Parathyroid management starts with regulating blood phosphorus levels, a measure that proves powerful enough for managing most patients. However, as kidney disease advances, managing parathyroid hormone becomes more challenging, often requiring medical intervention. For this purpose, doctors have a host of medications. They start with simpler forms of vitamin D, ones that are available over the counter. But you may require more active forms of vitamin D, such as Calcitriol and the like. If these medications fail, a more potent drug called calcimimetic has to be used, named for its calcium-mimicking action of binding to the parathyroid gland, where it suppresses the release of parathyroid hormone. While this drug commonly appears on the prescription of a dialysis patient, it is rarely needed for non-dialysis CKD patients.

MBD and Osteoporosis—A Weak Combination

Patients with advanced kidney disease are more likely to fracture their bones compared to a non-kidney disease patient. These fractures are not just due to the weak bones caused by parathyroid hormone and acidic milieu. Some of these fractures, particularly in women, are due to another process called osteoporosis. When a patient has both CKD-related bone changes and osteoporosis, things get tough (but bones get weak).
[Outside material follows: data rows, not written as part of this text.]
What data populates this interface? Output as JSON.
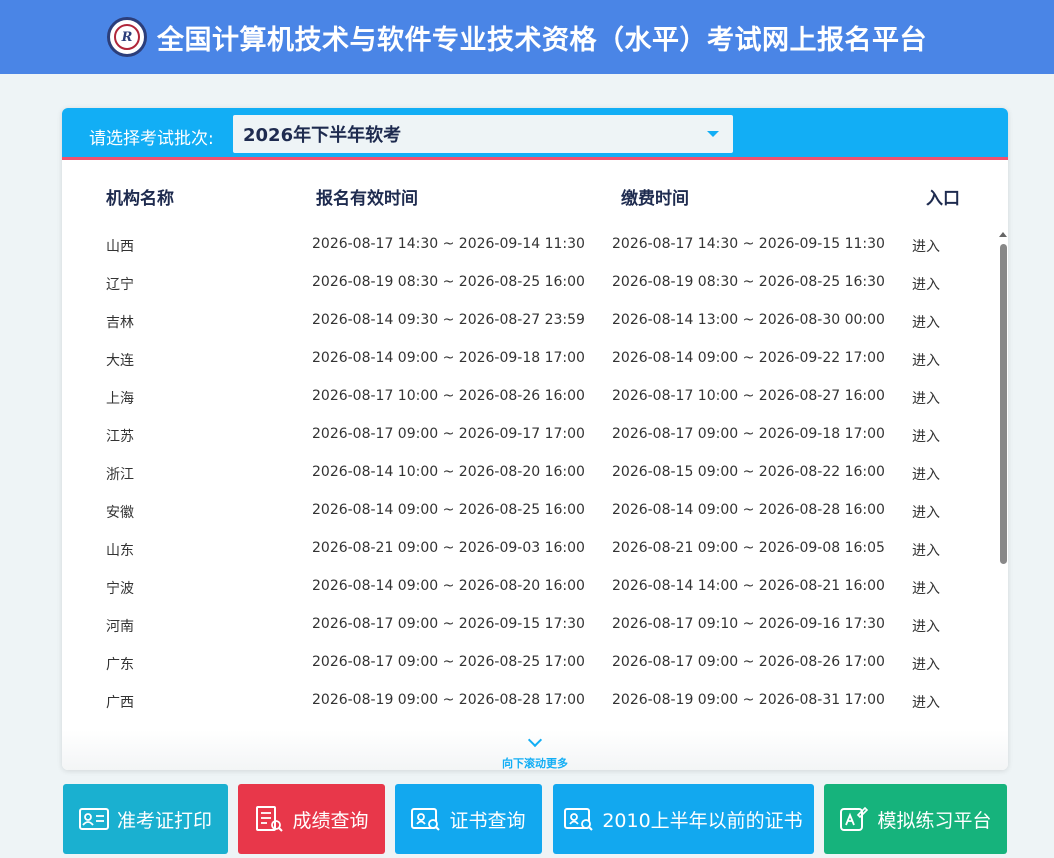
{
  "header": {
    "logo_text": "R",
    "title": "全国计算机技术与软件专业技术资格（水平）考试网上报名平台"
  },
  "selector": {
    "label": "请选择考试批次:",
    "selected": "2026年下半年软考"
  },
  "table": {
    "headers": [
      "机构名称",
      "报名有效时间",
      "缴费时间",
      "入口"
    ],
    "rows": [
      [
        "山西",
        "2026-08-17 14:30 ~ 2026-09-14 11:30",
        "2026-08-17 14:30 ~ 2026-09-15 11:30",
        "进入"
      ],
      [
        "辽宁",
        "2026-08-19 08:30 ~ 2026-08-25 16:00",
        "2026-08-19 08:30 ~ 2026-08-25 16:30",
        "进入"
      ],
      [
        "吉林",
        "2026-08-14 09:30 ~ 2026-08-27 23:59",
        "2026-08-14 13:00 ~ 2026-08-30 00:00",
        "进入"
      ],
      [
        "大连",
        "2026-08-14 09:00 ~ 2026-09-18 17:00",
        "2026-08-14 09:00 ~ 2026-09-22 17:00",
        "进入"
      ],
      [
        "上海",
        "2026-08-17 10:00 ~ 2026-08-26 16:00",
        "2026-08-17 10:00 ~ 2026-08-27 16:00",
        "进入"
      ],
      [
        "江苏",
        "2026-08-17 09:00 ~ 2026-09-17 17:00",
        "2026-08-17 09:00 ~ 2026-09-18 17:00",
        "进入"
      ],
      [
        "浙江",
        "2026-08-14 10:00 ~ 2026-08-20 16:00",
        "2026-08-15 09:00 ~ 2026-08-22 16:00",
        "进入"
      ],
      [
        "安徽",
        "2026-08-14 09:00 ~ 2026-08-25 16:00",
        "2026-08-14 09:00 ~ 2026-08-28 16:00",
        "进入"
      ],
      [
        "山东",
        "2026-08-21 09:00 ~ 2026-09-03 16:00",
        "2026-08-21 09:00 ~ 2026-09-08 16:05",
        "进入"
      ],
      [
        "宁波",
        "2026-08-14 09:00 ~ 2026-08-20 16:00",
        "2026-08-14 14:00 ~ 2026-08-21 16:00",
        "进入"
      ],
      [
        "河南",
        "2026-08-17 09:00 ~ 2026-09-15 17:30",
        "2026-08-17 09:10 ~ 2026-09-16 17:30",
        "进入"
      ],
      [
        "广东",
        "2026-08-17 09:00 ~ 2026-08-25 17:00",
        "2026-08-17 09:00 ~ 2026-08-26 17:00",
        "进入"
      ],
      [
        "广西",
        "2026-08-19 09:00 ~ 2026-08-28 17:00",
        "2026-08-19 09:00 ~ 2026-08-31 17:00",
        "进入"
      ]
    ]
  },
  "scroll_more": "向下滚动更多",
  "buttons": [
    {
      "label": "准考证打印",
      "color": "#1ab0d0",
      "icon": "id-card-icon"
    },
    {
      "label": "成绩查询",
      "color": "#e8374a",
      "icon": "report-search-icon"
    },
    {
      "label": "证书查询",
      "color": "#12a8ef",
      "icon": "certificate-search-icon"
    },
    {
      "label": "2010上半年以前的证书",
      "color": "#12a8ef",
      "icon": "certificate-search-icon"
    },
    {
      "label": "模拟练习平台",
      "color": "#16b37c",
      "icon": "edit-practice-icon"
    }
  ],
  "colors": {
    "header_bg": "#4a85e6",
    "panel_top_bg": "#12aef5",
    "accent_line": "#f0506e"
  }
}
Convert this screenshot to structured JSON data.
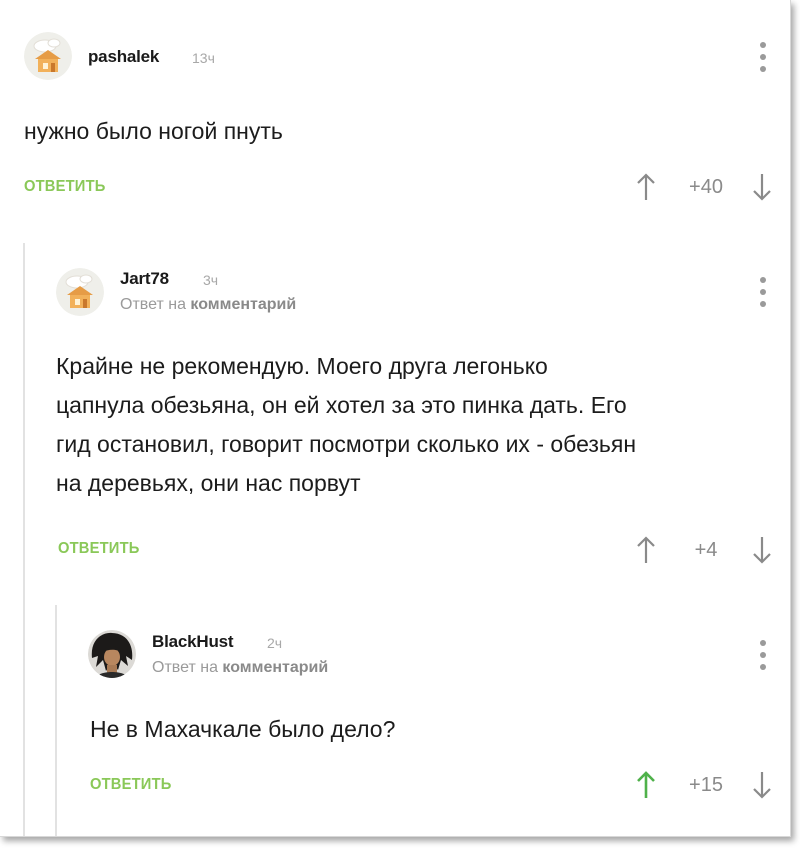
{
  "comments": [
    {
      "username": "pashalek",
      "time": "13ч",
      "reply_to": "",
      "text": "нужно было ногой пнуть",
      "reply_label": "ОТВЕТИТЬ",
      "rating": "+40",
      "upvoted": false
    },
    {
      "username": "Jart78",
      "time": "3ч",
      "reply_to_prefix": "Ответ на",
      "reply_to_link": "комментарий",
      "text_lines": [
        "Крайне не рекомендую. Моего друга легонько",
        "цапнула обезьяна, он ей хотел за это пинка дать. Его",
        "гид остановил, говорит посмотри сколько их - обезьян",
        "на деревьях, они нас порвут"
      ],
      "reply_label": "ОТВЕТИТЬ",
      "rating": "+4",
      "upvoted": false
    },
    {
      "username": "BlackHust",
      "time": "2ч",
      "reply_to_prefix": "Ответ на",
      "reply_to_link": "комментарий",
      "text": "Не в Махачкале было дело?",
      "reply_label": "ОТВЕТИТЬ",
      "rating": "+15",
      "upvoted": true
    }
  ],
  "colors": {
    "accent_green": "#8ac858",
    "arrow_gray": "#8a8a8a",
    "text": "#1c1c1c"
  },
  "icons": {
    "default_avatar": "house-avatar-icon",
    "user_avatar": "dark-hair-avatar",
    "upvote": "arrow-up-icon",
    "downvote": "arrow-down-icon",
    "menu": "more-vertical-icon"
  }
}
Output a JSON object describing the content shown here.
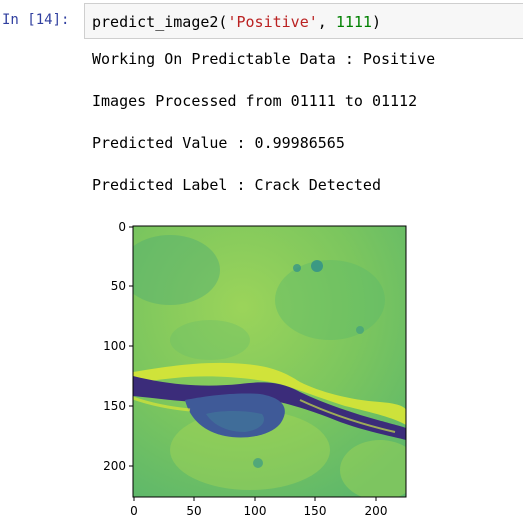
{
  "cell": {
    "prompt": "In [14]:",
    "code": {
      "func": "predict_image2(",
      "arg1": "'Positive'",
      "sep": ", ",
      "arg2": "1111",
      "close": ")"
    }
  },
  "output": {
    "lines": [
      "Working On Predictable Data : Positive",
      "Images Processed from 01111 to 01112",
      "Predicted Value : 0.99986565",
      "Predicted Label : Crack Detected"
    ]
  },
  "image_plot": {
    "x_ticks": [
      "0",
      "50",
      "100",
      "150",
      "200"
    ],
    "y_ticks": [
      "0",
      "50",
      "100",
      "150",
      "200"
    ],
    "colormap": "viridis",
    "colors": {
      "background": "#8fcf5a",
      "crack": "#3b2c7a",
      "edge": "#d8e636"
    }
  }
}
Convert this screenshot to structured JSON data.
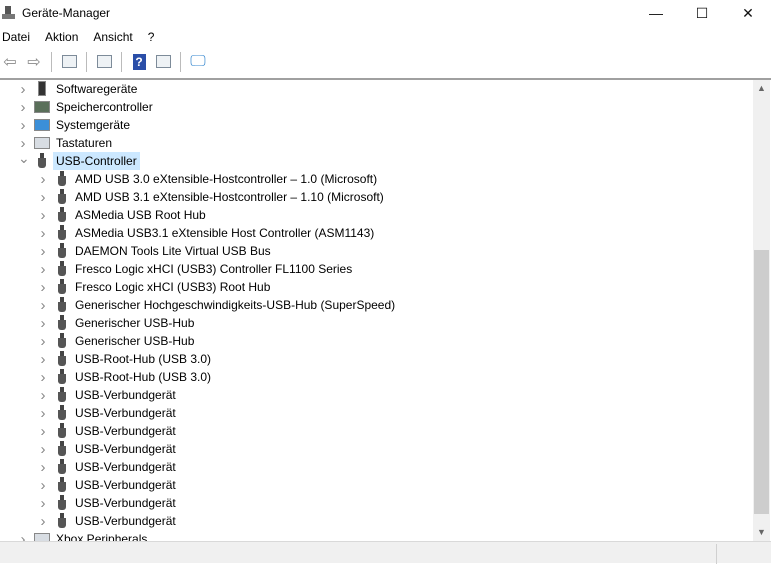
{
  "window": {
    "title": "Geräte-Manager",
    "minimize": "—",
    "maximize": "☐",
    "close": "✕"
  },
  "menu": [
    "Datei",
    "Aktion",
    "Ansicht",
    "?"
  ],
  "toolbar": {
    "help": "?"
  },
  "tree": {
    "categories_before": [
      {
        "label": "Softwaregeräte",
        "icon": "software-device-icon"
      },
      {
        "label": "Speichercontroller",
        "icon": "storage-controller-icon"
      },
      {
        "label": "Systemgeräte",
        "icon": "system-device-icon"
      },
      {
        "label": "Tastaturen",
        "icon": "keyboard-icon"
      }
    ],
    "expanded": {
      "label": "USB-Controller",
      "icon": "usb-icon"
    },
    "children": [
      "AMD USB 3.0 eXtensible-Hostcontroller – 1.0 (Microsoft)",
      "AMD USB 3.1 eXtensible-Hostcontroller – 1.10 (Microsoft)",
      "ASMedia USB Root Hub",
      "ASMedia USB3.1 eXtensible Host Controller (ASM1143)",
      "DAEMON Tools Lite Virtual USB Bus",
      "Fresco Logic xHCI (USB3) Controller FL1100 Series",
      "Fresco Logic xHCI (USB3) Root Hub",
      "Generischer Hochgeschwindigkeits-USB-Hub (SuperSpeed)",
      "Generischer USB-Hub",
      "Generischer USB-Hub",
      "USB-Root-Hub (USB 3.0)",
      "USB-Root-Hub (USB 3.0)",
      "USB-Verbundgerät",
      "USB-Verbundgerät",
      "USB-Verbundgerät",
      "USB-Verbundgerät",
      "USB-Verbundgerät",
      "USB-Verbundgerät",
      "USB-Verbundgerät",
      "USB-Verbundgerät"
    ],
    "categories_after": [
      {
        "label": "Xbox Peripherals",
        "icon": "keyboard-icon"
      }
    ]
  },
  "colors": {
    "selection": "#cce8ff"
  }
}
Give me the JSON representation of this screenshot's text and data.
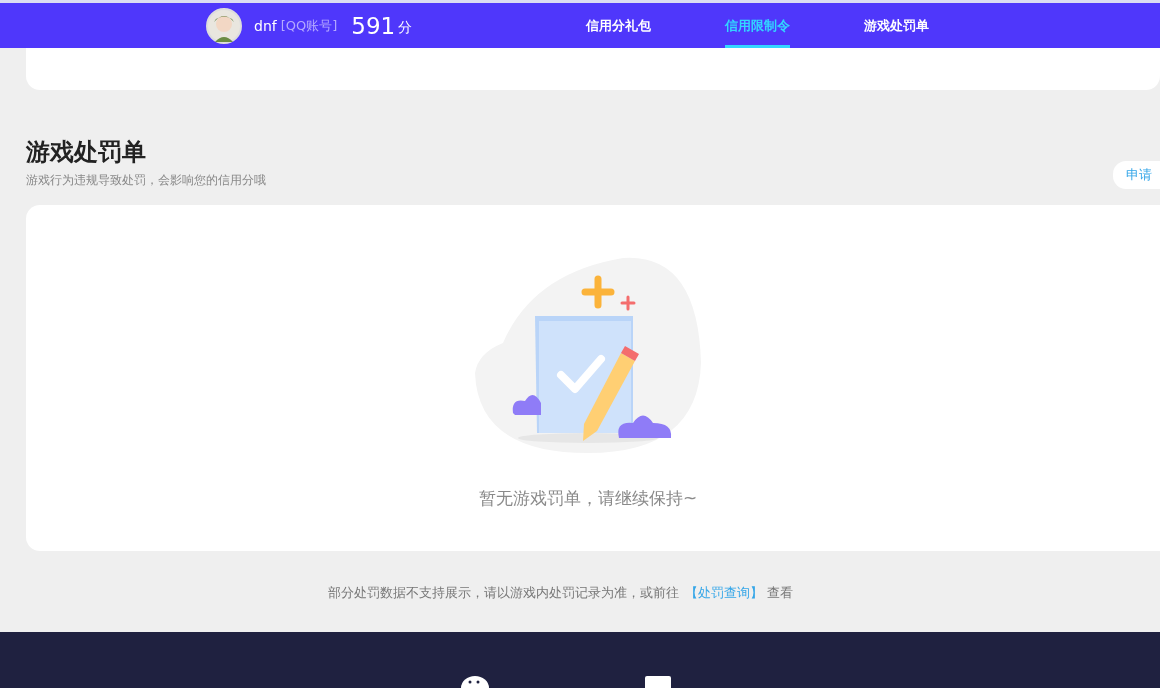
{
  "header": {
    "user": {
      "name": "dnf",
      "account_type": "[QQ账号]",
      "score": "591",
      "score_unit": "分"
    },
    "tabs": [
      {
        "label": "信用分礼包",
        "selected": false
      },
      {
        "label": "信用限制令",
        "selected": true
      },
      {
        "label": "游戏处罚单",
        "selected": false
      }
    ]
  },
  "section": {
    "title": "游戏处罚单",
    "subtitle": "游戏行为违规导致处罚，会影响您的信用分哦",
    "action_button": "申请"
  },
  "empty_state": {
    "message": "暂无游戏罚单，请继续保持~"
  },
  "note": {
    "text": "部分处罚数据不支持展示，请以游戏内处罚记录为准，或前往",
    "link": "【处罚查询】",
    "suffix": "查看"
  }
}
Treatment becomes a challenge; the drugs used to treat osteoporosis can actually have harmful effects on CKD-related bone disease. These patients need multispecialty care with close monitoring. Vitamin D is a safe choice. Exercise gives, however, the best boost to your weak, thin bones. The training with weights, such as weight machines and free weights, is even better.

Acidosis

Acidosis, also called Metabolic acidosis, appears in about half of all CKD patients with eGFR below 30 ml/min. This acid is measured in the blood by using bicarbonate levels, reported on your blood test report as “CO2.” The worst the acidosis, the lower the CO2 levels. Acidosis can accelerate the loss of bone as well as kidney function. Healthy dietary changes like fresh fruits and vegetables greatly help, but most patients would need sodium bicarbonate pills taken three times daily.

A Misconception

Many patients believe dialysis lowers phosphorus and parathyroid hormone levels, so wouldn’t starting dialysis early be helpful? Dialysis does remove some phosphorus from the blood but not the parathyroid hormone, nor does starting dialysis early regulate the chemical cascade of mineral bone disease in any way. The best management of mineral bone disease involves dietary restriction and careful medical management, as outlined above.